Vai aí uma sensação do efêmero da vida – a fundação do que chamam de ‘certoza’ é do século 14. Do quanto somos nada e da obra que deixamos ou deixaremos.

O nobre Martino (desculpe aí, em plebeus) era um homem de fé e íntegro. Generoso com os pobres, é celebre o seu gesto de cortar o manto com a própria espada e dividi-lo com quem encontrasse passando frio.

(É bem verdade que não entendi porque o príncipe não oferecia o manto todo. Bom, história é história e há um quadro famoso que perpetua o gesto.)

Certa noite, reza os sacros escritos, Jesus apareceu-lhe em sonho. Usava a metade do manto doado por Martino e disse aos anjos que o rodeava:

“Este aqui é Martinho, o soldado romano não batizado: ele me cobriu com seu manto” .

Ando pra cá, ando pra lá.

Descubro um terraço com outra visão linda sobre o bairro histórico de Santa Lucia. Um jardim; atrás do jardim, um pomar com árvores repletas de laranjas. Volto e entro por uma ala desconhecida.

Ouço uma voz:

— Signore, signore. Chiuso. Capisce? Chiuso, signore.

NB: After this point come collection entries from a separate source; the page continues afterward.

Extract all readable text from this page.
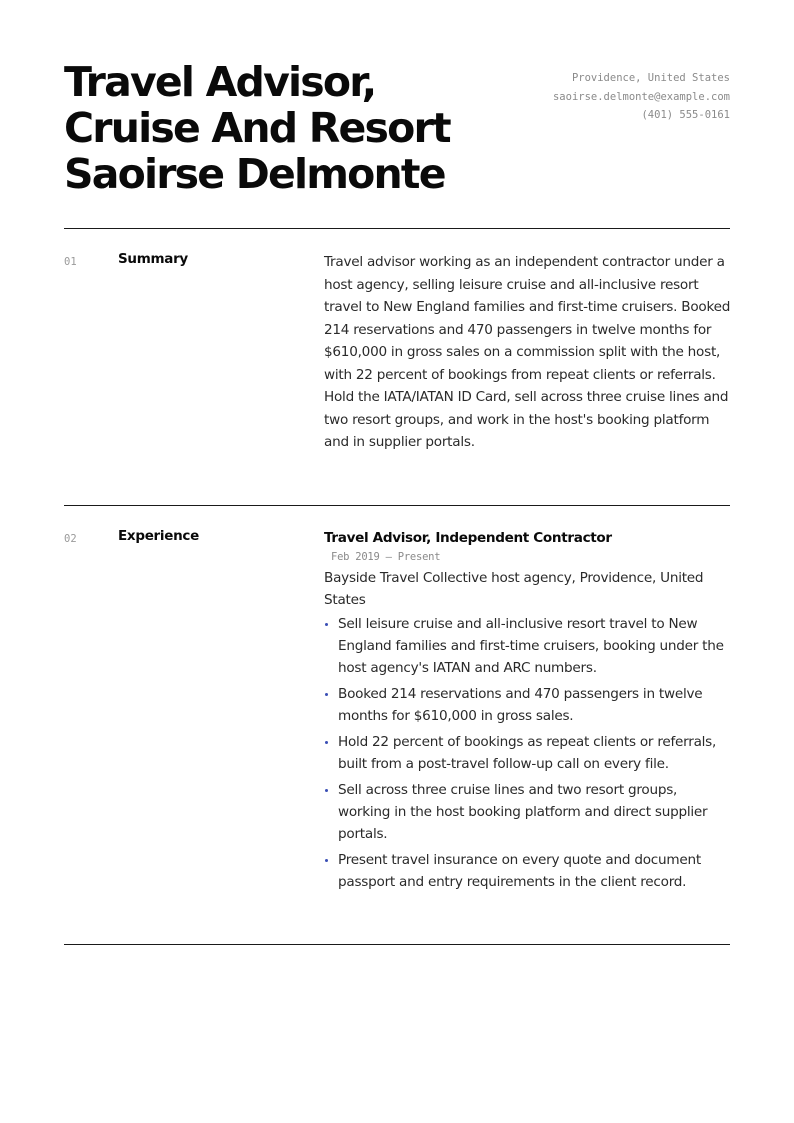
Travel Advisor,
Cruise And Resort
Saoirse Delmonte
Providence, United States
saoirse.delmonte@example.com
(401) 555-0161
01	Summary	Travel advisor working as an independent contractor under a host agency, selling leisure cruise and all-inclusive resort travel to New England families and first-time cruisers. Booked 214 reservations and 470 passengers in twelve months for $610,000 in gross sales on a commission split with the host, with 22 percent of bookings from repeat clients or referrals. Hold the IATA/IATAN ID Card, sell across three cruise lines and two resort groups, and work in the host's booking platform and in supplier portals.
02	Experience	Travel Advisor, Independent Contractor
Feb 2019 — Present
Bayside Travel Collective host agency, Providence, United States
Sell leisure cruise and all-inclusive resort travel to New England families and first-time cruisers, booking under the host agency's IATAN and ARC numbers.
Booked 214 reservations and 470 passengers in twelve months for $610,000 in gross sales.
Hold 22 percent of bookings as repeat clients or referrals, built from a post-travel follow-up call on every file.
Sell across three cruise lines and two resort groups, working in the host booking platform and direct supplier portals.
Present travel insurance on every quote and document passport and entry requirements in the client record.
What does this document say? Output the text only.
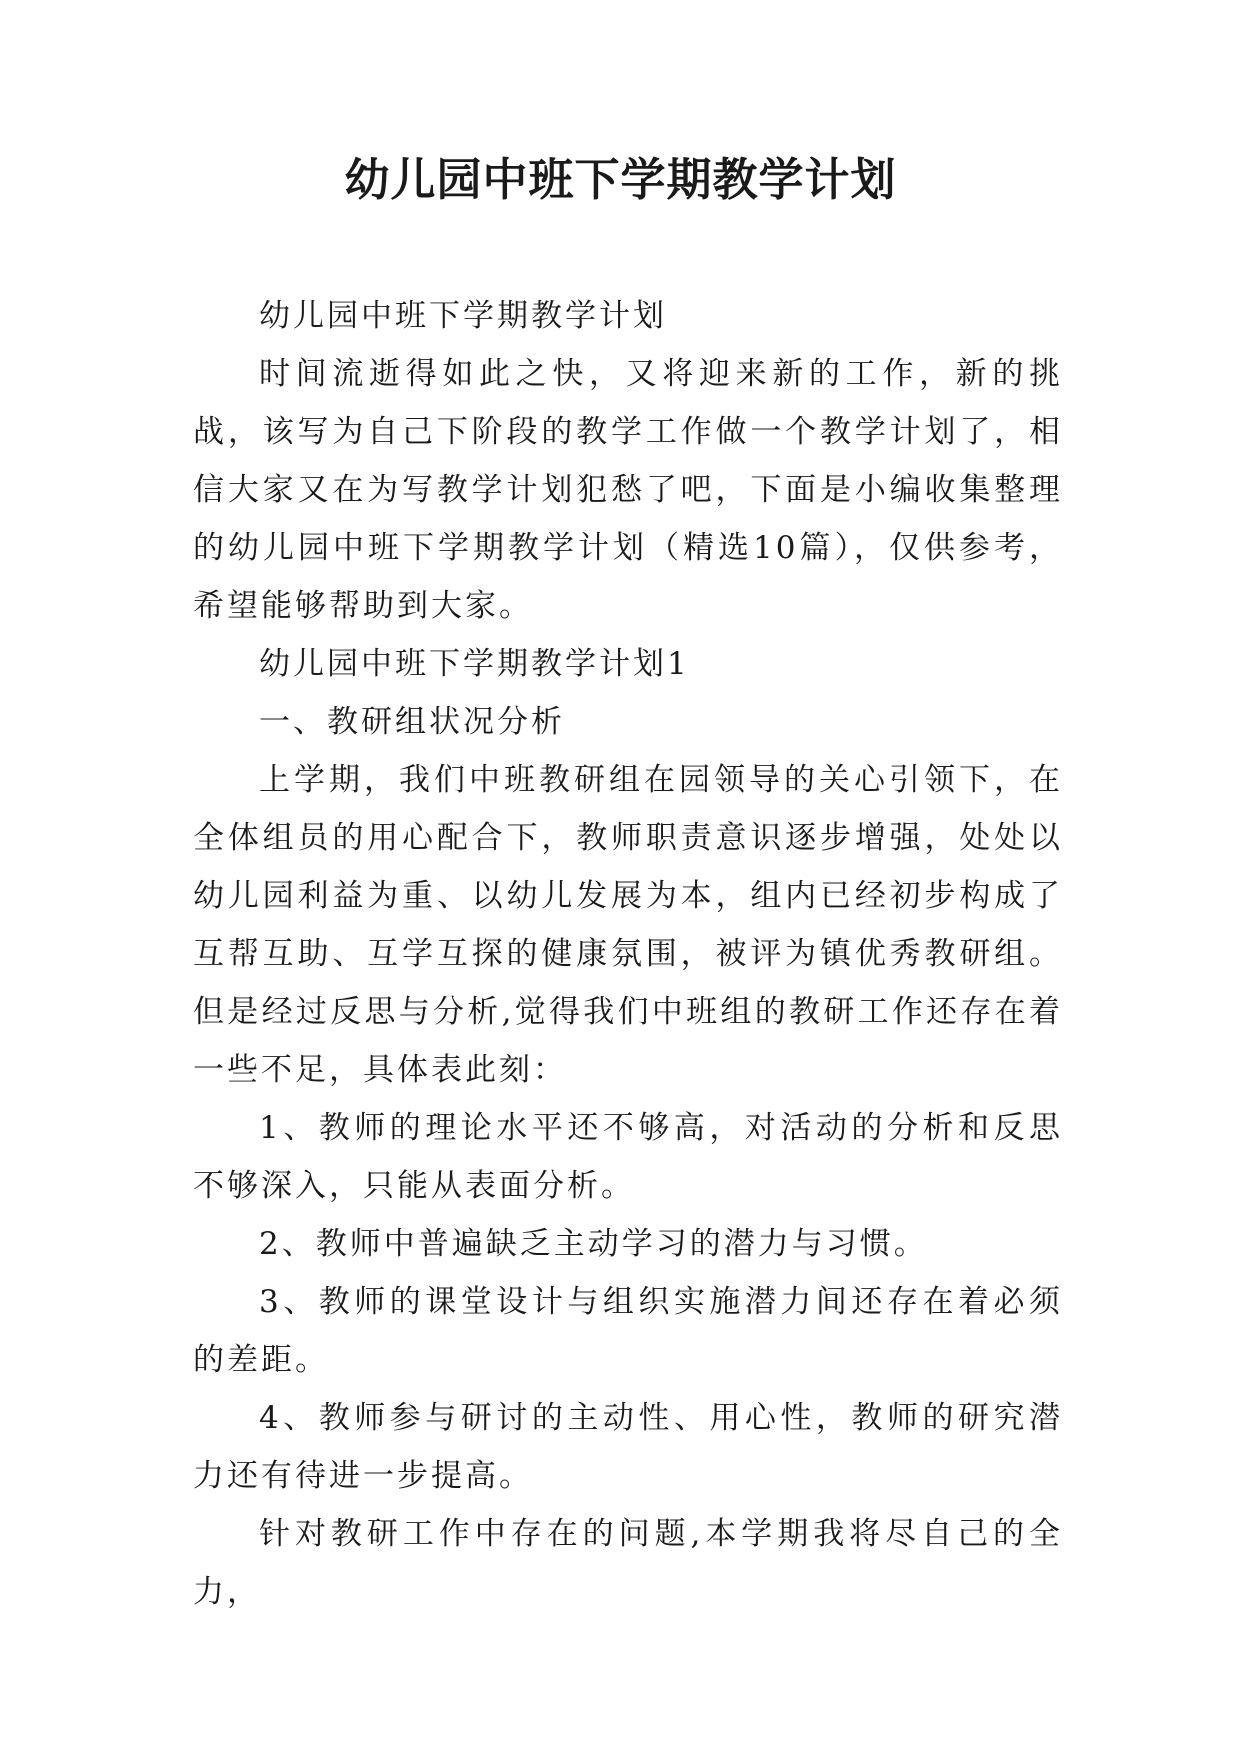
幼儿园中班下学期教学计划

幼儿园中班下学期教学计划

时间流逝得如此之快，又将迎来新的工作，新的挑战，该写为自己下阶段的教学工作做一个教学计划了，相信大家又在为写教学计划犯愁了吧，下面是小编收集整理的幼儿园中班下学期教学计划（精选10篇），仅供参考，希望能够帮助到大家。

幼儿园中班下学期教学计划1

一、教研组状况分析

上学期，我们中班教研组在园领导的关心引领下，在全体组员的用心配合下，教师职责意识逐步增强，处处以幼儿园利益为重、以幼儿发展为本，组内已经初步构成了互帮互助、互学互探的健康氛围，被评为镇优秀教研组。但是经过反思与分析,觉得我们中班组的教研工作还存在着一些不足，具体表此刻：

1、教师的理论水平还不够高，对活动的分析和反思不够深入，只能从表面分析。

2、教师中普遍缺乏主动学习的潜力与习惯。

3、教师的课堂设计与组织实施潜力间还存在着必须的差距。

4、教师参与研讨的主动性、用心性，教师的研究潜力还有待进一步提高。

针对教研工作中存在的问题,本学期我将尽自己的全力，
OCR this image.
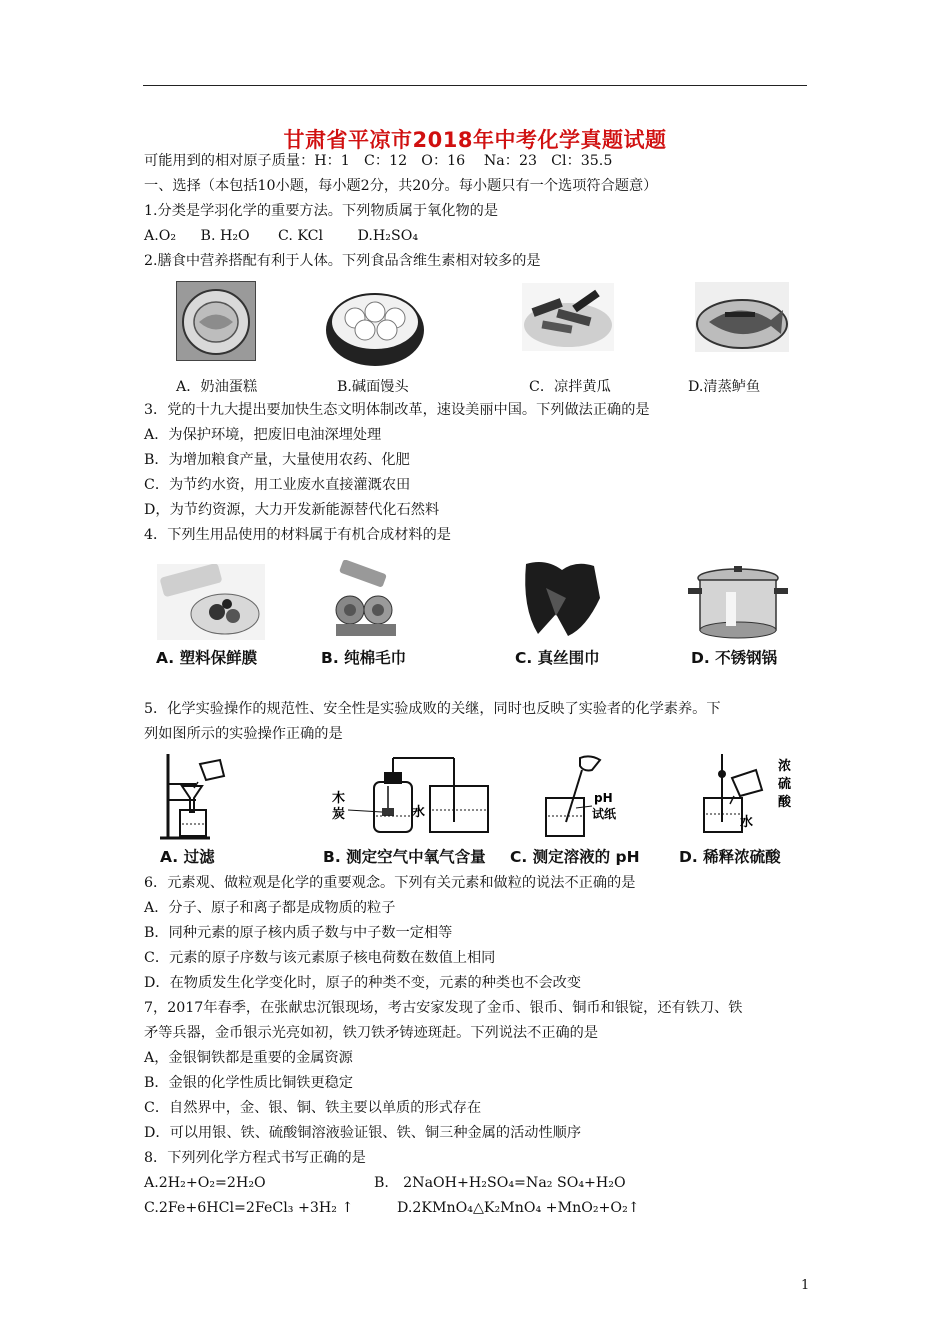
甘肃省平凉市2018年中考化学真题试题
可能用到的相对原子质量：H：1　C：12　O：16　 Na：23　Cl：35.5
一、选择（本包括10小题，每小题2分，共20分。每小题只有一个选项符合题意）
1.分类是学羽化学的重要方法。下列物质属于氧化物的是
A.O₂ B. H₂O C. KCl D.H₂SO₄
2.膳食中营养搭配有利于人体。下列食品含维生素相对较多的是
A．奶油蛋糕	B.碱面馒头	C．凉拌黄瓜	D.清蒸鲈鱼
3．党的十九大提出要加快生态文明体制改革，速设美丽中国。下列做法正确的是
A．为保护环境，把废旧电油深埋处理
B．为增加粮食产量，大量使用农药、化肥
C．为节约水资，用工业废水直接灌溉农田
D，为节约资源，大力开发新能源替代化石然料
4．下列生用品使用的材料属于有机合成材料的是
A. 塑料保鲜膜	B. 纯棉毛巾	C. 真丝围巾	D. 不锈钢锅
5．化学实验操作的规范性、安全性是实验成败的关继，同时也反映了实验者的化学素养。下
列如图所示的实验操作正确的是
木
炭	水
pH
试纸
水
浓
硫
酸
A. 过滤	B. 测定空气中氧气含量 C. 测定溶液的 pH	D. 稀释浓硫酸
6．元素观、做粒观是化学的重要观念。下列有关元素和做粒的说法不正确的是
A．分子、原子和离子都是成物质的粒子
B．同种元素的原子核内质子数与中子数一定相等
C．元素的原子序数与该元素原子核电荷数在数值上相同
D．在物质发生化学变化时，原子的种类不变，元素的种类也不会改变
7，2017年春季，在张献忠沉银现场，考古安家发现了金币、银币、铜币和银锭，还有铁刀、铁
矛等兵器，金币银示光亮如初，铁刀铁矛铸迹斑赶。下列说法不正确的是
A，金银铜铁都是重要的金属资源
B．金银的化学性质比铜铁更稳定
C．自然界中，金、银、铜、铁主要以单质的形式存在
D．可以用银、铁、硫酸铜溶液验证银、铁、铜三种金属的活动性顺序
8．下列列化学方程式书写正确的是
A.2H₂+O₂=2H₂O	B.　2NaOH+H₂SO₄=Na₂ SO₄+H₂O
C.2Fe+6HCl=2FeCl₃ +3H₂ ↑	D.2KMnO₄△K₂MnO₄ +MnO₂+O₂↑
1
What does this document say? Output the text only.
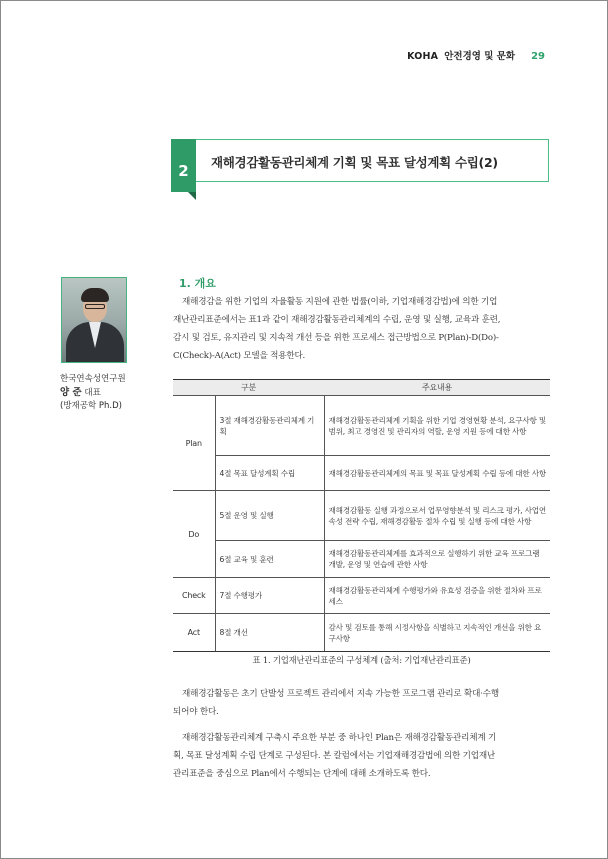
KOHA 안전경영 및 문화 29
2	재해경감활동관리체계 기획 및 목표 달성계획 수립(2)
한국연속성연구원
양 준 대표
(방재공학 Ph.D)
1. 개요
재해경감을 위한 기업의 자율활동 지원에 관한 법률(이하, 기업재해경감법)에 의한 기업
재난관리표준에서는 표1과 같이 재해경감활동관리체계의 수립, 운영 및 실행, 교육과 훈련,
감시 및 검토, 유지관리 및 지속적 개선 등을 위한 프로세스 접근방법으로 P(Plan)-D(Do)-
C(Check)-A(Act) 모델을 적용한다.
구분		주요내용
Plan	3절 재해경감활동관리체계 기획	재해경감활동관리체계 기획을 위한 기업 경영현황 분석, 요구사항 및 범위, 최고 경영진 및 관리자의 역할, 운영 지원 등에 대한 사항
	4절 목표 달성계획 수립	재해경감활동관리체계의 목표 및 목표 달성계획 수립 등에 대한 사항
Do	5절 운영 및 실행	재해경감활동 실행 과정으로서 업무영향분석 및 리스크 평가, 사업연속성 전략 수립, 재해경감활동 절차 수립 및 실행 등에 대한 사항
	6절 교육 및 훈련	재해경감활동관리체계를 효과적으로 실행하기 위한 교육 프로그램 개발, 운영 및 연습에 관한 사항
Check	7절 수행평가	재해경감활동관리체계 수행평가와 유효성 검증을 위한 절차와 프로세스
Act	8절 개선	감사 및 검토를 통해 시정사항을 식별하고 지속적인 개선을 위한 요구사항
표 1. 기업재난관리표준의 구성체계 (출처: 기업재난관리표준)
재해경감활동은 초기 단발성 프로젝트 관리에서 지속 가능한 프로그램 관리로 확대·수행
되어야 한다.
재해경감활동관리체계 구축시 주요한 부분 중 하나인 Plan은 재해경감활동관리체계 기
획, 목표 달성계획 수립 단계로 구성된다. 본 칼럼에서는 기업재해경감법에 의한 기업재난
관리표준을 중심으로 Plan에서 수행되는 단계에 대해 소개하도록 한다.
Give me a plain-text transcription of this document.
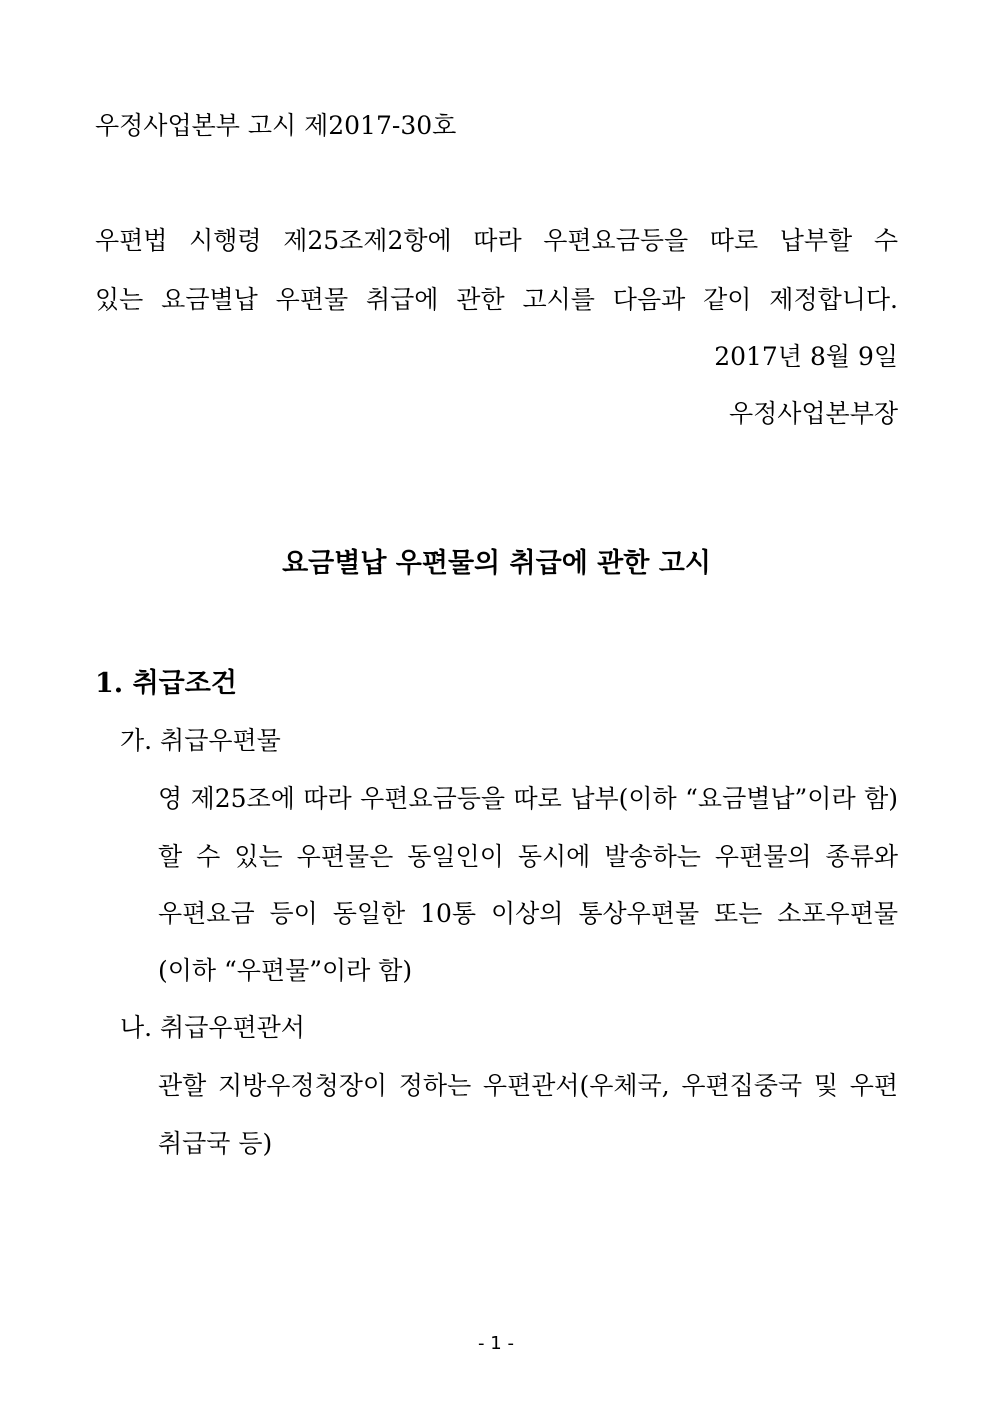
우정사업본부 고시 제2017-30호
우편법 시행령 제25조제2항에 따라 우편요금등을 따로 납부할 수
있는 요금별납 우편물 취급에 관한 고시를 다음과 같이 제정합니다.
2017년 8월 9일
우정사업본부장
요금별납 우편물의 취급에 관한 고시
1. 취급조건
가. 취급우편물
영 제25조에 따라 우편요금등을 따로 납부(이하 “요금별납”이라 함)
할 수 있는 우편물은 동일인이 동시에 발송하는 우편물의 종류와
우편요금 등이 동일한 10통 이상의 통상우편물 또는 소포우편물
(이하 “우편물”이라 함)
나. 취급우편관서
관할 지방우정청장이 정하는 우편관서(우체국, 우편집중국 및 우편
취급국 등)
- 1 -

Meu paciente filho faz a tradução, com um sorriso diante da minha cara de espanto.

— Pai, aí não pode entrar. Está chiuso. Fechado, entendeu?

Levei tão a sério a história de estar numa propriedade da família que, sinceramente, não estranharia se alguém me viesse entregar a chave do castelo.

Ou, no mínimo, de parte dele.

Mesmo assim, não perco a pose.

Mesmo com a temperatura ambiente, visto o sobretudo com a nobreza de um legítimo Martino. Me desculpo com o atento funcionário e dou por encerrada a visita.

Antes, porém, faço a ressalva:

— Por essa vez passa, filhão. Mas, da outra vez, tiro o passaporte, mostro o sobrenome e digo ao lacaio o que pode, o que não pode e quem manda nessa birosca.